Labour’s ambitions for our future are matched by our absolute determination to ensure everyone in Scotland has the comfort and assurance of a safe, secure and warm home. It’s not an impossible dream and it’s not an unrealistic goal. All that is required is the political will.

Sadly, not a week has gone by this summer without further evidence or a new report highlighting the housing problems that are facing thousands of Scots. Just last month, the proportion of Scots who own their own home hit a 15-year low, while the number who rent privately hit a 15-year high. In fact, the amount that is paid in rent by tenants in private lets is at an all-time high. People are either paying too much, are living in inadequate accommodation, or both.

In June, the Commission on Housing and Wellbeing published their report ‘A blueprint for Scotland’s Future’. Set up in 2013 by Shelter Scotland and chaired by the former Auditor General, Robert Black, the principal goal of the commission was to look at the ways in which housing can and does impact on the wider wellbeing of the people of Scotland. This non-political, unbiased, independent commission examined the impact housing has had on people’s health, education, employability and life chances. It highlighted the links between poverty, inequality and housing and pointed to the wider gains in terms of educational attainment, care for older people and improved mental health secured by a decent home.

At the publication of their recommendations, Chair of the Commission, Robert Black said that the central focus of the report was about everyone in Scotland having a “safe, secure and suitable home which allows each and every one of us to live fulfilling lives and achieve our potential”.

Adding: “We are a long way short of this.

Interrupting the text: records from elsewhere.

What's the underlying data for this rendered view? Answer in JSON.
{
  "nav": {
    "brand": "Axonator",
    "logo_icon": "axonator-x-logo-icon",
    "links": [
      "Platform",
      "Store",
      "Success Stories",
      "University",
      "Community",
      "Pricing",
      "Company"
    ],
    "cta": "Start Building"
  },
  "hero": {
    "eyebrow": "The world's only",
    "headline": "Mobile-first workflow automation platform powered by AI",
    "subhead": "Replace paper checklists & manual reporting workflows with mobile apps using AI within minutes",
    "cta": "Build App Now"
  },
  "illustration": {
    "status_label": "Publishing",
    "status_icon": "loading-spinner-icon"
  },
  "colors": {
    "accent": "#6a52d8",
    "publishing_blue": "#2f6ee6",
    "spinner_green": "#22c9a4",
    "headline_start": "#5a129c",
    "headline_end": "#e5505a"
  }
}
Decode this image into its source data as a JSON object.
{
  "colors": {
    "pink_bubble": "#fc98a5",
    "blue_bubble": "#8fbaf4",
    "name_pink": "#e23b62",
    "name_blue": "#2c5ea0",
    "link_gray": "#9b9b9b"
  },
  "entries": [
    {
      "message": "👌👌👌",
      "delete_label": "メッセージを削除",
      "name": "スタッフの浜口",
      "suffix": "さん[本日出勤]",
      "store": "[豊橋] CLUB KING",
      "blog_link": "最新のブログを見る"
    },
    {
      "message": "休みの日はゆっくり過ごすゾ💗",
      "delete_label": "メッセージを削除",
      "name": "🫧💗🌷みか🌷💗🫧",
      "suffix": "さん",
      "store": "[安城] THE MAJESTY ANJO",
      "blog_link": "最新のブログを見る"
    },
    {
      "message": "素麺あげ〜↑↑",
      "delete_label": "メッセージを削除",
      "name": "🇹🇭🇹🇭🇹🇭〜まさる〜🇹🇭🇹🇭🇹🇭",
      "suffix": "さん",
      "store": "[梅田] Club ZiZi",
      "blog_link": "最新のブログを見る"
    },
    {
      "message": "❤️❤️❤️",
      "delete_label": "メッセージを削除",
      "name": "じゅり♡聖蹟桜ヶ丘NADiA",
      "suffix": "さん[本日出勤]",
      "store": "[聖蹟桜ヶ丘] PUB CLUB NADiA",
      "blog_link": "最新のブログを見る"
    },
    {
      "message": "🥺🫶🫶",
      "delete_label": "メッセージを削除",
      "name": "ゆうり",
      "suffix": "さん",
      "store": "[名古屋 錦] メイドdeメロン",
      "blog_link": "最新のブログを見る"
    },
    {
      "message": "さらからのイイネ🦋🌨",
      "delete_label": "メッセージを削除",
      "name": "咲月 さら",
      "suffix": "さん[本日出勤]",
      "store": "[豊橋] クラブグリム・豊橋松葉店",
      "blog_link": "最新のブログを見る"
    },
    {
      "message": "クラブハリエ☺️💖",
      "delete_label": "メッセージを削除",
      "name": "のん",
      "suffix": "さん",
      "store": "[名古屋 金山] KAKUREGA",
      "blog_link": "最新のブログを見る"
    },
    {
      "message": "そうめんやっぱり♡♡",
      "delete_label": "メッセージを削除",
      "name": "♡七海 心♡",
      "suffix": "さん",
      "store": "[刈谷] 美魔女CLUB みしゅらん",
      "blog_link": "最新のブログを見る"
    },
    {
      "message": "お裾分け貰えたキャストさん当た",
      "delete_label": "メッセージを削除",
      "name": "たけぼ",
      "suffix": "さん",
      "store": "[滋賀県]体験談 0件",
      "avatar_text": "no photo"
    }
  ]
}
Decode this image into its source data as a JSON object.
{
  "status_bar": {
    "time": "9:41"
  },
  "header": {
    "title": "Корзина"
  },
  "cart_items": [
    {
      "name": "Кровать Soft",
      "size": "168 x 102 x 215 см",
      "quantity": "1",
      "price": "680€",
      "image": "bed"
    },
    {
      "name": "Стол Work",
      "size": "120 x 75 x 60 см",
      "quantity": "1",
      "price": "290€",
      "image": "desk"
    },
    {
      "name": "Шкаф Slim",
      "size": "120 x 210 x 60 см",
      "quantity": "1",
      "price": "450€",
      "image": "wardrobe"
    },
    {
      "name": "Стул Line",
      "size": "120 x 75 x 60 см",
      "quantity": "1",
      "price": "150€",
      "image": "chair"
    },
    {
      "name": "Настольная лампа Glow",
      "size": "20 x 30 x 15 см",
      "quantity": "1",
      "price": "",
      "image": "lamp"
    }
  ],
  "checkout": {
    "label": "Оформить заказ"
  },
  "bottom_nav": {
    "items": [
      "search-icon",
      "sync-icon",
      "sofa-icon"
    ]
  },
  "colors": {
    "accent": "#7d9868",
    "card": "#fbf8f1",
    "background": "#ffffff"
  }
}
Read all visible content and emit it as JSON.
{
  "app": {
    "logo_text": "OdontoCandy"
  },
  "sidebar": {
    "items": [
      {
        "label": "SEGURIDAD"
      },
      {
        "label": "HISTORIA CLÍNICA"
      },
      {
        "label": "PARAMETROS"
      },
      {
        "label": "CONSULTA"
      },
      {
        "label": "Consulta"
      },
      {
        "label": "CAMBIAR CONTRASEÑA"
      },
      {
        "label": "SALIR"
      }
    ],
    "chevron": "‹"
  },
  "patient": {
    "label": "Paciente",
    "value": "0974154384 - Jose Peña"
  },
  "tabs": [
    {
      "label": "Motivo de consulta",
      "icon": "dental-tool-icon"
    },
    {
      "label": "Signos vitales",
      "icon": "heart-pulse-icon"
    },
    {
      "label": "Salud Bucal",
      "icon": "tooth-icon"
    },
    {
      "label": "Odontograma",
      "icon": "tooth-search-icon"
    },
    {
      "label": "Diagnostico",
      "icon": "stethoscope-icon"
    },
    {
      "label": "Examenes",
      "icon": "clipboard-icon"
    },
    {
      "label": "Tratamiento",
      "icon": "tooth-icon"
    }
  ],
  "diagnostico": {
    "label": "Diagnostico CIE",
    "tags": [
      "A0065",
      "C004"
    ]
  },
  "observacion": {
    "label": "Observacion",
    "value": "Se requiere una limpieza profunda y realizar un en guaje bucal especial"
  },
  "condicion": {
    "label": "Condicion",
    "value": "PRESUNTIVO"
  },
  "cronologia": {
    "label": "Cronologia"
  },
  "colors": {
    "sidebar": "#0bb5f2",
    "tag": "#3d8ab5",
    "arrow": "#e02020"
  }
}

There are about 150,500 households on waiting lists for social housing, 940,000 in fuel poverty and over 60,000 are overcrowded. With an averagely priced house now costing about five times the average annual income, owning your own home is becoming an unachievable pipedream for many people in Scotland, especially young adults and families.”

The message from the Commission is clear – Scotland is facing a housing crisis; a crisis which requires strong political leadership to solve it. We need to strike a bold new approach to housing in Scotland, building tens of thousands of homes, regulating on private lets, helping those living in cold damp houses whilst securing a sustainable future for the next generation, boosting the economy, reducing poverty and improving health.

The report also spells out some of the major challenges facing us in the next decade including reforming the council tax, dealing with rising levels of housing benefit and recognising the growing role of the private rented sector.

Regulating the private rented sector is something Scottish Labour has been calling on for some time. Since the establishment of the Scottish Parliament, the proportion of people in private lets has almost trebled from 5% in 1999 to 13% today. As things stand, over 312,000 households are privately renting in Scotland – including some 80,000 families with children.

More than a year ago, Scottish Labour brought forward a number of amendments to the Housing Bill including proposals to control rapidly increasing private rents. They were not supported by the SNP nor by the Conservatives but it is worth pointing out that over this parliamentary session, limiting rent rises to the rate of inflation would have saved private renters an average of £200 per year. Rents in hotspots such as Aberdeen and Edinburgh which will be the focus of the Scottish Government’s still outline proposals have risen even more rapidly and tenants there would have saved even more.

Scottish Labour has deliberately chosen housing to be the subject of our first debate in this new Scottish Parliamentary session because we believe it needs to become a political priority. This is not just about the Scottish Government’s record, nor about drawing a comparison between this and previous administrations. It is about using the using the powers of the Parliament to tackle the problem before us, to improve people’s lives, and to ensure every Scot has a decent home.